First, the details are vague, if non-existent. The budget plans say the administration wants to commit a lot of money to several high-technology flagship missions, but lay out absolutely no specifics on what those flagship missions will be. Nor do they provide any specifics for how they intend to help the new private space companies develop the manned capabilities to replace the shuttle.
Second, the way the Obama plan was announced and marketed has demonstrated how incredibly tone deaf this administration is to political needs. The decision to kill both the shuttle program and the Constellation program at the same time is wrenchingly drastic, especially during these very bad economic times. Obama is putting tens of thousands of people out of work at a time when new jobs and new investment are hard to find. And he is doing it in many Congressional districts that face reelection in November.
The death of both these programs at the same time also leaves the United States very vulnerable. It will be years before we will once again have a capability for putting humans into space. In the interim, we will have to rely on Russia to get our astronauts to our own space station, which instantly raises some serious national security issues.

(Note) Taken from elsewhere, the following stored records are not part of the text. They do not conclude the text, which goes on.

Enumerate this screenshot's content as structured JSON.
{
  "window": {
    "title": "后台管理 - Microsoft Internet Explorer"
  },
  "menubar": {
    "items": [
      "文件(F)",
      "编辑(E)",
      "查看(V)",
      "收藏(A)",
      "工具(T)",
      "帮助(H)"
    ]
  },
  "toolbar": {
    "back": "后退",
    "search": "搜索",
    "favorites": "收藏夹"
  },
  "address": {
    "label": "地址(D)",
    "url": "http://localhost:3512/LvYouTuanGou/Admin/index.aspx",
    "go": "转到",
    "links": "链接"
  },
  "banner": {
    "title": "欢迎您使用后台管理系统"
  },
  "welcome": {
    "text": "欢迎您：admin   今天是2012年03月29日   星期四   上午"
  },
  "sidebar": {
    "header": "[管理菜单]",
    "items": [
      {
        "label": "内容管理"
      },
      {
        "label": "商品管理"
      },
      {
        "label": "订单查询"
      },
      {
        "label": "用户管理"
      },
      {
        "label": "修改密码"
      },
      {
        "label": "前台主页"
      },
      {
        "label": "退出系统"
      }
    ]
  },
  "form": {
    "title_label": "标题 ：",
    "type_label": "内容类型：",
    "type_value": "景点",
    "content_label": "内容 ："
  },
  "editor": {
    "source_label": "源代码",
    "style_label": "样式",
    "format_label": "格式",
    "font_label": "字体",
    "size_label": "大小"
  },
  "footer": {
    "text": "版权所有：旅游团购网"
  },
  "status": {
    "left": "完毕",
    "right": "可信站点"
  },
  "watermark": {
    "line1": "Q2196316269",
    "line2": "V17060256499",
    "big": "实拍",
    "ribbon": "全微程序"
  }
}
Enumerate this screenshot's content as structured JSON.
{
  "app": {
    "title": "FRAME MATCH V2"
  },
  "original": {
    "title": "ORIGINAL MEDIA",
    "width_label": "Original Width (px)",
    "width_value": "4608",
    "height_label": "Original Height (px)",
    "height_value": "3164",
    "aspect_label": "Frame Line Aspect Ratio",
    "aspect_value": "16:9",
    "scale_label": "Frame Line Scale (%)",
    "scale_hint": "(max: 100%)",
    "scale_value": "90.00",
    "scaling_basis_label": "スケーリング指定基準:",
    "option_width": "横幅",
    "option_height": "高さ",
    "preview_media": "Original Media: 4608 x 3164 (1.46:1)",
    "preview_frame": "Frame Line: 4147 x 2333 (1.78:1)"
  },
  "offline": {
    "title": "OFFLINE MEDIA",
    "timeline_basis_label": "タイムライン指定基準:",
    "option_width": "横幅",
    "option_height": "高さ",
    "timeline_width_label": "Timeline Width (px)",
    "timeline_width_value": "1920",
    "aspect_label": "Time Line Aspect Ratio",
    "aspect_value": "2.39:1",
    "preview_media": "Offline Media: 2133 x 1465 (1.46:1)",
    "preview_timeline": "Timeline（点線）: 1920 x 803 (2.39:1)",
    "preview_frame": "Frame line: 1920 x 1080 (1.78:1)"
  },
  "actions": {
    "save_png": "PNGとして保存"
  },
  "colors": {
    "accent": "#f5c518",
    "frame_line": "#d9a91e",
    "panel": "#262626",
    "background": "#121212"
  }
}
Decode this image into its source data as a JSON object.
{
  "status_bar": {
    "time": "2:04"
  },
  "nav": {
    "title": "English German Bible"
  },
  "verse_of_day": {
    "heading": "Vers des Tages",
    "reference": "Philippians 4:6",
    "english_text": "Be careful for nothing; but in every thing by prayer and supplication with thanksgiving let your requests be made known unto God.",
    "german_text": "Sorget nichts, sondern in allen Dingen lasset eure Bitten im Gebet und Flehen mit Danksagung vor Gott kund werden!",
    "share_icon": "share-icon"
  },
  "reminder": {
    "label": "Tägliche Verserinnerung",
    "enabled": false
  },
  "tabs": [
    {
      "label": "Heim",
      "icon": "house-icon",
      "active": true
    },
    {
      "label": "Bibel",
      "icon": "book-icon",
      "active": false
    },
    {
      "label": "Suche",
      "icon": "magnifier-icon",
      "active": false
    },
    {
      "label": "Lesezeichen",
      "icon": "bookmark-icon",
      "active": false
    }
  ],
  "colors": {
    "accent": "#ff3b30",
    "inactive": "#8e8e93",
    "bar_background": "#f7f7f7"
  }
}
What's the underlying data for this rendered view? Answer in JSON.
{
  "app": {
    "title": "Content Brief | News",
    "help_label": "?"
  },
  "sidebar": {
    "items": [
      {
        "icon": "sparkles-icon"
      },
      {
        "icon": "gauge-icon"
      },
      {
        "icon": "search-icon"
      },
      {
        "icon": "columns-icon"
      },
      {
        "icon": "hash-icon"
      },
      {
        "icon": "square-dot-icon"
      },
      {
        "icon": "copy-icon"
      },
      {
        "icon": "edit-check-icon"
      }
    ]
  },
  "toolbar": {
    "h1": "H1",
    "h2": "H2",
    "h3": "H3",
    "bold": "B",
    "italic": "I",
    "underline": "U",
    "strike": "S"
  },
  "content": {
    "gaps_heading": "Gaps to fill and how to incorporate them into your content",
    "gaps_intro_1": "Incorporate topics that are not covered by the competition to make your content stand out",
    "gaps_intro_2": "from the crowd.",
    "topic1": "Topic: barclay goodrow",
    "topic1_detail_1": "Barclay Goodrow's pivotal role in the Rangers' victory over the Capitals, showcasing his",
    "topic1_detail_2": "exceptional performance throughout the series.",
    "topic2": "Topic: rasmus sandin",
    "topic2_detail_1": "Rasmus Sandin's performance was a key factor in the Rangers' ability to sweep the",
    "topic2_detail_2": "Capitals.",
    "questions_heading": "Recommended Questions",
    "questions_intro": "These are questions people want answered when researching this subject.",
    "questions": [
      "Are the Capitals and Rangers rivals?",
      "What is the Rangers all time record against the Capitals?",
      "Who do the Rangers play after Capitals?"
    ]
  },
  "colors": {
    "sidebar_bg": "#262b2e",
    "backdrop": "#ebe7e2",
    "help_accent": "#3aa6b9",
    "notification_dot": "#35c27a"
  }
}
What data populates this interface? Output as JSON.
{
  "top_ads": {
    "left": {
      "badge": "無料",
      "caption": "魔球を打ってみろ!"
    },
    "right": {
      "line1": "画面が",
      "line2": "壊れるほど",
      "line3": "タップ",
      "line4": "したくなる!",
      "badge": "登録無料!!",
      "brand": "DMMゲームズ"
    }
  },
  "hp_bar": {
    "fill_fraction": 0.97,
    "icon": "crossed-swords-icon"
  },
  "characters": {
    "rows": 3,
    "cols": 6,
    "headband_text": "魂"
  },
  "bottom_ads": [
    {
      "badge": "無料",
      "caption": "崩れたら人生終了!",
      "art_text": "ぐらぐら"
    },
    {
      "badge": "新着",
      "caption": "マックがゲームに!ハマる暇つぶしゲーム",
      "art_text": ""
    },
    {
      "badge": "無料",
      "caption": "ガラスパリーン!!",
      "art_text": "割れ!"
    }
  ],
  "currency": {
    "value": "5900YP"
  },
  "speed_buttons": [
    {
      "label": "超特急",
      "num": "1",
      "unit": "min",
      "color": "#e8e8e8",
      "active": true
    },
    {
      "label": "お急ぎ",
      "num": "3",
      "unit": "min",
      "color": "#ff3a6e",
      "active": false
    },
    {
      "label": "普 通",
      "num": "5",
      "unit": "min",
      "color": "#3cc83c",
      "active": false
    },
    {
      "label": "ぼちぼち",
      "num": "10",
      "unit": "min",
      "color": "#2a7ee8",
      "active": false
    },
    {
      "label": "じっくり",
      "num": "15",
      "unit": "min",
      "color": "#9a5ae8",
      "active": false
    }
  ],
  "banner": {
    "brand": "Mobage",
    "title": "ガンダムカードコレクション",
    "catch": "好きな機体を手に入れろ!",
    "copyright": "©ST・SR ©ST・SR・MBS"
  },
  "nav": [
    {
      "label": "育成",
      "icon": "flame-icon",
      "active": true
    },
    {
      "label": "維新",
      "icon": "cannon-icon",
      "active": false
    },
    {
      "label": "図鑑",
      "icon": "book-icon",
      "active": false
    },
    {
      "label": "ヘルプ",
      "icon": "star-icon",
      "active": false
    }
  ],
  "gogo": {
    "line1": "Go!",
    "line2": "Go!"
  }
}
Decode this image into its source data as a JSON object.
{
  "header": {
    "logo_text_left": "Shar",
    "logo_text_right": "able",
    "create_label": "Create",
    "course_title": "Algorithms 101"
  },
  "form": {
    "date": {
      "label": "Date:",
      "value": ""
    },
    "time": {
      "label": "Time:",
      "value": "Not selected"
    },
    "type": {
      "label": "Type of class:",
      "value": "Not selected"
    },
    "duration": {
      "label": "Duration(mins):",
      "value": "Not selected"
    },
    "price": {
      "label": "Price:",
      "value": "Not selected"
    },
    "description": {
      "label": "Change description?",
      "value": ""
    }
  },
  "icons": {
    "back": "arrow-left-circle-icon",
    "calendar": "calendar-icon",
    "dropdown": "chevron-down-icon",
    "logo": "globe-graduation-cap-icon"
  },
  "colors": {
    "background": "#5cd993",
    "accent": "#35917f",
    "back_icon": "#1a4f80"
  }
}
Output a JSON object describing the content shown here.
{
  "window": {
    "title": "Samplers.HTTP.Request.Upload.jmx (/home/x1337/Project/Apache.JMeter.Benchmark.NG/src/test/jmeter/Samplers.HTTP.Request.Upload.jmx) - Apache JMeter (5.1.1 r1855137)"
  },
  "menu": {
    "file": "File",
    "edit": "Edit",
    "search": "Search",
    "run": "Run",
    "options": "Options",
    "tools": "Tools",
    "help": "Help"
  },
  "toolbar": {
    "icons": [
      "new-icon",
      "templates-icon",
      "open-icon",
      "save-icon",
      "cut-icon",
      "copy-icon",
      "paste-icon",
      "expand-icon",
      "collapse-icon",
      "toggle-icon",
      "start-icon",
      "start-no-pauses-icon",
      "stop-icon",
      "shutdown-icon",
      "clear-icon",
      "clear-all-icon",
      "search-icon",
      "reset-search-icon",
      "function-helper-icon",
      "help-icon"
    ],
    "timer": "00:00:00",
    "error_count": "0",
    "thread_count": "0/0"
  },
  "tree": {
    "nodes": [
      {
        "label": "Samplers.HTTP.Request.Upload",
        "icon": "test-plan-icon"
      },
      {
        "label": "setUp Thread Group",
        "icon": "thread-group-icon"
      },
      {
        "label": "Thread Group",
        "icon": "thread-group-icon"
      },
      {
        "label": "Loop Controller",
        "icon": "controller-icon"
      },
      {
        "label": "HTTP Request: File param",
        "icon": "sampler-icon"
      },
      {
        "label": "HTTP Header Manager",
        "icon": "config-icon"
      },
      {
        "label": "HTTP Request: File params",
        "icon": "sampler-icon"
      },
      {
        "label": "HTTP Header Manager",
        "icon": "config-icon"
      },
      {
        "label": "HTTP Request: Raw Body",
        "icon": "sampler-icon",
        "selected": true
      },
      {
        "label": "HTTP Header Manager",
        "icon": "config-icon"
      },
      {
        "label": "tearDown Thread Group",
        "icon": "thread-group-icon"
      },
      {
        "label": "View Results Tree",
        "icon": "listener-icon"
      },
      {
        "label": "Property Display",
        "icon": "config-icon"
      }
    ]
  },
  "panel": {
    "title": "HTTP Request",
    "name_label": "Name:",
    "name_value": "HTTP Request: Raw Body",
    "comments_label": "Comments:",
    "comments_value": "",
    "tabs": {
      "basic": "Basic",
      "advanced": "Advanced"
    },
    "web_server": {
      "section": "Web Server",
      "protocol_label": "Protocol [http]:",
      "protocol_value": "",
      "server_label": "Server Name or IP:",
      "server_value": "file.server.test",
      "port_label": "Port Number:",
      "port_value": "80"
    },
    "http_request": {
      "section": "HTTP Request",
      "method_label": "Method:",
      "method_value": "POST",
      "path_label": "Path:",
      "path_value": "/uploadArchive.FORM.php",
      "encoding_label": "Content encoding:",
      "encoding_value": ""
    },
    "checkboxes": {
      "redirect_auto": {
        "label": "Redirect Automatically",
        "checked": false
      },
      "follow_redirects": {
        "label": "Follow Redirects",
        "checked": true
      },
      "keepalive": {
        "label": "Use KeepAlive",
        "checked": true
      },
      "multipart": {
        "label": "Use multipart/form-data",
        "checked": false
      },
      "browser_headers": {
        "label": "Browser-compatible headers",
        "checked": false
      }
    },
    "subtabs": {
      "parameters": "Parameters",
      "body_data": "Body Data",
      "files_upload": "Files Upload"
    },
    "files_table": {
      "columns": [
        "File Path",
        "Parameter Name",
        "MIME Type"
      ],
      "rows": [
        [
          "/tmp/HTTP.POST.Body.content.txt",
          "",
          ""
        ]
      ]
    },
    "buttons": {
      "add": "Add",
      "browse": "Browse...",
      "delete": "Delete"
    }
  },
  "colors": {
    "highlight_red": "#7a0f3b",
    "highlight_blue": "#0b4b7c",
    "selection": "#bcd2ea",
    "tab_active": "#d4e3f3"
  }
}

Thus, it is not surprising that almost no elected official has come out publicly to support the Obama plan. Instead, the reaction from Congress has been loud and extraordinarily hostile. In fact, the Obama administration has played the political game so badly that it is very possible Congress will not approve anything they propose, and will instead try to push back with their own proposals that will make a mess of everything.
From a political perspective, I might have believed the sincerity of the Obama administration proposal, including the decision to cancel Constellation, had they simultaneously announced that they would extend the shuttle program a few years until the new private companies could get up to speed. Such a compromise would have gone over well in Congress, as it would have eased the job losses. It would have eliminated the need to rely on the Russians to reach orbit. It would eased the transition from the government manned program to the private manned program. And it would have demonstrated that the administration really does consider manned space exploration important. The result: the administration would have probably had little problem selling the proposal to Congress, thereby increasing the chances that the money would have been there to fund the development of the new private rockets and spacecraft.
Instead, Obama wants to shut everything down, immediately. He is resisting any compromise proposals being offered by Congress, even from members of his own Democratic Party. And he has issued a new national space policy that suggests space exploration is the least important thing NASA does.
Thus, in the end, I do not believe that the Obama administration has any real interest in stimulating the aerospace industry so that the United States can be a strong player in the exploration of the solar system. Instead, I conclude from their actions that they intend to kill that industry, thereby also killing the ability of America to explore space.
It is for this reason I have been so critical of the Obama budget proposal. And until I see some indication that the administration finally recognizes that their proposal is causing terrible havoc in the American aerospace community, I will have no reason to change my mind.